There are many ways to dispose of a book collection, some good, some bad. Randy Lawrence has experienced both. He has seen his valuable comic book collection stolen, but then it was recovered and now he is selling it and achieving high returns. It has been a trying almost two years, but if all is well that ends well, then all is well.
Randy Lawrence began collecting comic books over 50 years ago, building one of the finest Batman collections in existence. The value has been estimated at $2 million. He called it the Alfred Pennyworth Collection, “Alfred Pennyworth” being a pseudonym he used to keep his identity confidential. He kept his collection in a storage unit in Boca Raton, Florida, where he lives. That was where in early January of 2019, a thief entered the unit through the roof and made off with Lawrence's collection. Half a century worth of work was gone in an instant.
The pain must have been enormous for Lawrence. He has described his collection as being almost like children. And then there was another factor to make it even more painful. The comic books were not insured.
Finding stolen books can take a long time, or they may never be found. Lawrence was facing a bleak future. However, almost as suddenly as the books were gone, he got a break in the case. Only a couple of days later, Phillip Weisbauer of nearby Royal Palm Beach entered a comic book shop in Mesa, Arizona, with four valuable comic books to sell. He must have assumed that no one so far away from Palm Beach County would know anything about the theft and he could safely sell them. He assumed wrong. Comic book sellers, like regular booksellers, have a network, and one of the owner's of the Mesa store checked with his contacts and discovered the comics had been stolen. Weisbauer was told to come back in a few days to complete the deal and when he did police were waiting.

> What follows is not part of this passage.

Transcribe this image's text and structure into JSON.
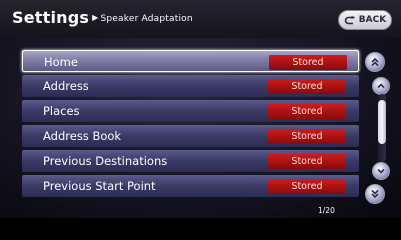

Unfortunately, the wheels of justice turn slowly and Lawrence did not immediately get his comics back. It took more like a year and a lawyer to get them back. Once he did have them again, Lawrence decided it was time to figure out what he was going to do with the collection. He chose the safest way to protect his investment. He put them up for sale and let someone else worry about the issue of security. So, he contacted Heritage Auctions and this past November 19-21, they included the Alfred Pennyworth Collection as part of a larger comic book sale they were holding. Lawrence, wisely, cashed out.
The highest price paid from Lawrence's collection went to a Batman No. 2 from 1940. It sold for $63,000. That would have been a great investment as the cover price was 10 cents. If you're wondering, that's a 63 million percent return. However, this was not the high point of the auction, as another Batman comic achieved the highest price ever for a comic book at Heritage Auctions and the highest price ever for a Batman comic. That went to Detective Comics No. 27 published in 1939. That is the one that introduced the Batman character to the world. That one sold for $1.5 million. That, too, had a 10 cent cover price, providing a 1 billion 500 million percent return. However, Batman is not the all-time king of comics. That honor still goes to Superman, whose first appearance in Action Comics No. 1 took in $3.2 million in 2014.